Aujourd’hui, le génocide juif est enseigné à trois reprises, dès l’école primaire : en CM2, en troisième et en première. Au collège, le cours d’histoire sur la Shoah est normalement prévu sur une séance d’une heure. Mais il n’existe pas de quotas d’heures imposées. « Comme moi, beaucoup de professeurs choisissent de passer beaucoup de temps sur cette question », explique Chloé, professeure d’histoire-géographie dans un collège de Guyancourt (Yvelines). Chaque enseignant choisit aussi la manière d’aborder le sujet avec les élèves. Voyage à Auschwitz, visite de musées, témoignages en classe de déportés ou de leurs descendants… Nombre d’enseignants ne se limitent pas au cours théorique. 

« Moi, je fais le choix de ne rien épargner aux élèves, avoue Chloé. C’est pour leur faire comprendre que c’est moins difficile à regarder qu’à vivre ». Alors l’enseignante tient à faire lire à ses élèves les oeuvres de l’écrivain italien d’origine juive, Primo Levi lui-même déporté à Auschwitz et utilise un maximum d’images d’archives, notamment sur la vie dans les camps.

« Avant, j’invitais aussi une rescapée de la rafle du Vel d’Hiv, Sarah Montard, pour témoigner devant les élèves, ajoute Chloé. Mais il y a de moins en moins de rescapés qui sont en capacité de le faire. »

A l’inverse, Elodie préfère préserver ses élèves parisiens. « Tous les ans, c’est un grand dilemme : j’ai peur de leur passer des vidéos d’archives parce que je ne veux pas les choquer. Le film Nuit et brouillard d’Alain Resnais par exemple, je trouve que c’est trop violent pour des élèves de troisième ».

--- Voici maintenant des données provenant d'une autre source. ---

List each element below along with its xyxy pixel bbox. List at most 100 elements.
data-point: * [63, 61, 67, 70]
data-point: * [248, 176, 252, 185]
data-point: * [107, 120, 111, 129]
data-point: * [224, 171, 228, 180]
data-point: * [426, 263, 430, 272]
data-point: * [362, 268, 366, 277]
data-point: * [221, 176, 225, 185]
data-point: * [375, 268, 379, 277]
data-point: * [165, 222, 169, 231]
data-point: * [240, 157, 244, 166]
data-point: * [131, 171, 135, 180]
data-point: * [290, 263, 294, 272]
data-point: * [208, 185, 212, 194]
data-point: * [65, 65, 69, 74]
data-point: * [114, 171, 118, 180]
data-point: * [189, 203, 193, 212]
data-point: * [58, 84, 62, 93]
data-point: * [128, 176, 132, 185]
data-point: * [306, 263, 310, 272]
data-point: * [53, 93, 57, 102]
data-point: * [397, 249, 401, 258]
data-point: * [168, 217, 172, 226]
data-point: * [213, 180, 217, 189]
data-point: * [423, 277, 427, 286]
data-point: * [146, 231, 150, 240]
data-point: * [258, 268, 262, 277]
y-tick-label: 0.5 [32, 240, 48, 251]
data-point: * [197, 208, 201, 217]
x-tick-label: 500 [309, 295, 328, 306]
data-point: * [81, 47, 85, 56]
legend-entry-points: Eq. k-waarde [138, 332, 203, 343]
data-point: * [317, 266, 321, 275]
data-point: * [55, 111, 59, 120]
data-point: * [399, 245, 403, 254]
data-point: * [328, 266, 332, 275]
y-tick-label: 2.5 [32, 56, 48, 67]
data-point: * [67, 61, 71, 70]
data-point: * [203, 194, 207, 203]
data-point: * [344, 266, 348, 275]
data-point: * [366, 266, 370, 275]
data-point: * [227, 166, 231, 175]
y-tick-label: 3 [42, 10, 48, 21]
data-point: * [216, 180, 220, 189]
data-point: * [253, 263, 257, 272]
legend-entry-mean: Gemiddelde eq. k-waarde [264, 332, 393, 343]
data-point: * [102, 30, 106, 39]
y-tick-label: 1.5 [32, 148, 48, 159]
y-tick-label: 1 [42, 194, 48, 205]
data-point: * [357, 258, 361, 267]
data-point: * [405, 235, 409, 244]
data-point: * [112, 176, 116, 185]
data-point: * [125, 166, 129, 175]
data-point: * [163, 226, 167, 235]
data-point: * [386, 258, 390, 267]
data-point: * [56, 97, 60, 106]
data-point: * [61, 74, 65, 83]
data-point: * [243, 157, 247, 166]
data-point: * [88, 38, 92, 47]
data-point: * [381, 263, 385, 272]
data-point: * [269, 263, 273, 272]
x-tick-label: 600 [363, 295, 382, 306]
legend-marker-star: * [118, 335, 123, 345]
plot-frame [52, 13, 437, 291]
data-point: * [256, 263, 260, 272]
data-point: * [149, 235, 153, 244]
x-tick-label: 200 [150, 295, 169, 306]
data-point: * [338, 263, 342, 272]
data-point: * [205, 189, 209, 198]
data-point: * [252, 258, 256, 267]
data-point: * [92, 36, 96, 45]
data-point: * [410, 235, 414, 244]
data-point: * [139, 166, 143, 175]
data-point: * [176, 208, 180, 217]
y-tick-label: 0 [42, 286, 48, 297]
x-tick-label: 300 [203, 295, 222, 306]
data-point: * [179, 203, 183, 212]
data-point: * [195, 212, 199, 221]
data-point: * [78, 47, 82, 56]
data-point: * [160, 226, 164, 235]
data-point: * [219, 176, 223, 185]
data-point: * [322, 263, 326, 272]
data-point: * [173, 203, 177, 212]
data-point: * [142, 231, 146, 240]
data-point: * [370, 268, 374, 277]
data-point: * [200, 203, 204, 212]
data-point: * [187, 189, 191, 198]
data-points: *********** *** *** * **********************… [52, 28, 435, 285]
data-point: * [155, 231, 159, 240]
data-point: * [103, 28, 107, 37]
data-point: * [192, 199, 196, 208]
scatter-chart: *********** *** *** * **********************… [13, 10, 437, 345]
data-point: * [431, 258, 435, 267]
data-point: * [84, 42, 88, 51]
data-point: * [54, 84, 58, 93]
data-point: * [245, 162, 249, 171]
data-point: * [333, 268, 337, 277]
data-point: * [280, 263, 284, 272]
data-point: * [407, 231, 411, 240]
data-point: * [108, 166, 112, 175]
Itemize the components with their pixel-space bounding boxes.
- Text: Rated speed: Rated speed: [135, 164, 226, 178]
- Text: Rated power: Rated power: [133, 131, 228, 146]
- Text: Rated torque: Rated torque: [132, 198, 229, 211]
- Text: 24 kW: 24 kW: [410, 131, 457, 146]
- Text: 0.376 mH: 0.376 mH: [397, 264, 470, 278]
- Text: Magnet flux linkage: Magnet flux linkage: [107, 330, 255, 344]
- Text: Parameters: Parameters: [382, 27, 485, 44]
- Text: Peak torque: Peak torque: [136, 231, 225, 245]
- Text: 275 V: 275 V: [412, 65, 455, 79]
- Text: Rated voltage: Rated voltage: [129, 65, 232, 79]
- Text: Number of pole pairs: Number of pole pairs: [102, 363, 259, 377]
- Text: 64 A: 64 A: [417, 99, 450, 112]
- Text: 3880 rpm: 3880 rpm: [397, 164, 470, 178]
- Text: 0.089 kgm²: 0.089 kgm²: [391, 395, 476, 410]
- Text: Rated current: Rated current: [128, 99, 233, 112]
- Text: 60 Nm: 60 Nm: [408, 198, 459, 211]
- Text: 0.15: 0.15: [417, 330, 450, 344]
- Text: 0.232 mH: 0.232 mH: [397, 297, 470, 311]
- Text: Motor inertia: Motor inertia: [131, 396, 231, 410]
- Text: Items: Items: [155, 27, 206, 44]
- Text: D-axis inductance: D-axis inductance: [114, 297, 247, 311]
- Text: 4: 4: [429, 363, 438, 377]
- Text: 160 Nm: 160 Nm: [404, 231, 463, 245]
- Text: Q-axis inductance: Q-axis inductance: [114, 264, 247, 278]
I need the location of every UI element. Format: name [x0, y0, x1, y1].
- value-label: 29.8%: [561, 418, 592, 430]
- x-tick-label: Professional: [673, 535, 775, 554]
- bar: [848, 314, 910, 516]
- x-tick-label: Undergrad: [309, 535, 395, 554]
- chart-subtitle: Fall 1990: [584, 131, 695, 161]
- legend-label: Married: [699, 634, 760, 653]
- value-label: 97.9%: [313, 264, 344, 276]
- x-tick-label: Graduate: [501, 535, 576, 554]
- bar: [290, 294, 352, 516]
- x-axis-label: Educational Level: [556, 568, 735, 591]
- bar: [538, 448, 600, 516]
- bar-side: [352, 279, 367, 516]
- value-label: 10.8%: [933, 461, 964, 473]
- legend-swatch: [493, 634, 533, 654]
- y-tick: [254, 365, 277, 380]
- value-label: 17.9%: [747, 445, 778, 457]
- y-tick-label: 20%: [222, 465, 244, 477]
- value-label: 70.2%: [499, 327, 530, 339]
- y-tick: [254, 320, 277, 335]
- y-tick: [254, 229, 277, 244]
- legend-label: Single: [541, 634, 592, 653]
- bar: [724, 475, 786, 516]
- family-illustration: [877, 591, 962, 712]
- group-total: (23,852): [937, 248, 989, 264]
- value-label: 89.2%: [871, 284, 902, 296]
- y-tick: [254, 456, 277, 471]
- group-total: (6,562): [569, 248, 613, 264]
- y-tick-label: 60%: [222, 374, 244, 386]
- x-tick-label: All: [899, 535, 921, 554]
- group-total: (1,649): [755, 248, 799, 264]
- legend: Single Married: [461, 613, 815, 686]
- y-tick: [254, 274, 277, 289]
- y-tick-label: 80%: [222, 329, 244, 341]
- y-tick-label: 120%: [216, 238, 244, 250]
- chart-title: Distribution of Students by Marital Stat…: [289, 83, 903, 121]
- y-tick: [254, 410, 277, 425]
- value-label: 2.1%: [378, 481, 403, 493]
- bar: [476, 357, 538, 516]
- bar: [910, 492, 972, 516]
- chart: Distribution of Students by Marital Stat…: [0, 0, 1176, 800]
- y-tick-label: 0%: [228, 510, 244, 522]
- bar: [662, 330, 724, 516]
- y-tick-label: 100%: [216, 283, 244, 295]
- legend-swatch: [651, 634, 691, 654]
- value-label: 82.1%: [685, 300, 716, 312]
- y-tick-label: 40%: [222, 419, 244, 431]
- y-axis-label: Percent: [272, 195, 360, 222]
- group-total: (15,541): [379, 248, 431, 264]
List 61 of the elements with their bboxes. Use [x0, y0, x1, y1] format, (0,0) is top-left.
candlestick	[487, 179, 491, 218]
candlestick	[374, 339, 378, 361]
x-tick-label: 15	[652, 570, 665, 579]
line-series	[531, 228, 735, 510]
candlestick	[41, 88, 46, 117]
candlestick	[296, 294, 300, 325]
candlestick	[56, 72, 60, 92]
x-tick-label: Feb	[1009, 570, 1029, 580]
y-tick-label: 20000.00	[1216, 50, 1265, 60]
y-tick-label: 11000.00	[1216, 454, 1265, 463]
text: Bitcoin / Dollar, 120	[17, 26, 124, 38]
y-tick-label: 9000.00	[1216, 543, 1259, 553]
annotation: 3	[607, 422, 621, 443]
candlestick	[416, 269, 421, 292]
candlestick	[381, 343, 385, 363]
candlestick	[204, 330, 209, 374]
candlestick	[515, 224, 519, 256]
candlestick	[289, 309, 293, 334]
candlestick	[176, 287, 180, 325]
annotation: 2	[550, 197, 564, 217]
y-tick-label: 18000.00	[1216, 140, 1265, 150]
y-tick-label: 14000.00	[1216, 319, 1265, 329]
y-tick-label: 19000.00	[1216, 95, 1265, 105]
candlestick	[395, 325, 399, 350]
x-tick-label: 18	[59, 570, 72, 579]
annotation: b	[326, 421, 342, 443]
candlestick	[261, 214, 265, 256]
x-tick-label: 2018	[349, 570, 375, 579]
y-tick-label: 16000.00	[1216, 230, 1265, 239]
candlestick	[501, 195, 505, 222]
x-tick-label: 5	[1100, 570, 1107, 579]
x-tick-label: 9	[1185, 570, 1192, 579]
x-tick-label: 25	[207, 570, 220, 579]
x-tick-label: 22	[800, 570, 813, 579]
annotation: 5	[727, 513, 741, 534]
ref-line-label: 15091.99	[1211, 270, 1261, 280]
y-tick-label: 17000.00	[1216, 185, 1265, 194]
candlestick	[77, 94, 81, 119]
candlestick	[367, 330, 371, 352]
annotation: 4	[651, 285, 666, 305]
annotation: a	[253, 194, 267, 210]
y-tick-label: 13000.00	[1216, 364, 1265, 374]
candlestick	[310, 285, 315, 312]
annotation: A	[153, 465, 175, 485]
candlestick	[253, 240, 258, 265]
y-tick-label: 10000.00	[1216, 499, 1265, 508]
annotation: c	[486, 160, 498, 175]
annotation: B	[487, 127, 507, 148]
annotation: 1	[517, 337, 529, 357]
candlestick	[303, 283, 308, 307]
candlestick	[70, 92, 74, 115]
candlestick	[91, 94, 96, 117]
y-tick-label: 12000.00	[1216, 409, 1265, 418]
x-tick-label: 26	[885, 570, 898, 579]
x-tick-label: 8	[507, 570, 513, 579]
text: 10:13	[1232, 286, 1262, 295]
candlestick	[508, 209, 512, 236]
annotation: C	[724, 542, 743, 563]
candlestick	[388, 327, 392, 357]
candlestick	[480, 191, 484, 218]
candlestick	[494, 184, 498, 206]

Des professeurs qui n’ont pas toujours le temps

Dans les salles de classe, l’enseignement de la Shoah varie beaucoup en fonction des professeurs. À tel point que certains élèves, comme Lola, ont à peine abordé la question en cours. « En première on a un programme très chargé, du coup mon prof d’histoire est passé rapidement sur la question. On a dû en parler cinq minutes en tout, pas plus ». Un programme chargé, aussi, en troisième, qui frustre certains professeurs. « Finalement, le temps qu’on a pour aborder le sujet reste assez limité, regrette Elodie. On le fait un peu plus vite que ce qu’on aimerait. »

Pourtant, c’est l’un des thèmes préférés des élèves de troisième de Chloé, qui enseigne depuis quinze ans à Guyancourt. « Ils sont toujours très intéressés, ils posent plein de questions. » Pour Mayeul, 14 ans et élève d’un collège bordelais, le chapitre sur la Shoah, qu’il est actuellement en train d’étudier, est « extrêmement important, c’est même l’un des chapitres principaux de cette année ». À partir de la rentrée prochaine, les élèves de terminale devront eux aussi étudier la Shoah. Un chapitre sur la mémoire liée à l’Holocauste a été ajouté à leur programme, pour au moins une quinzaine d’heures.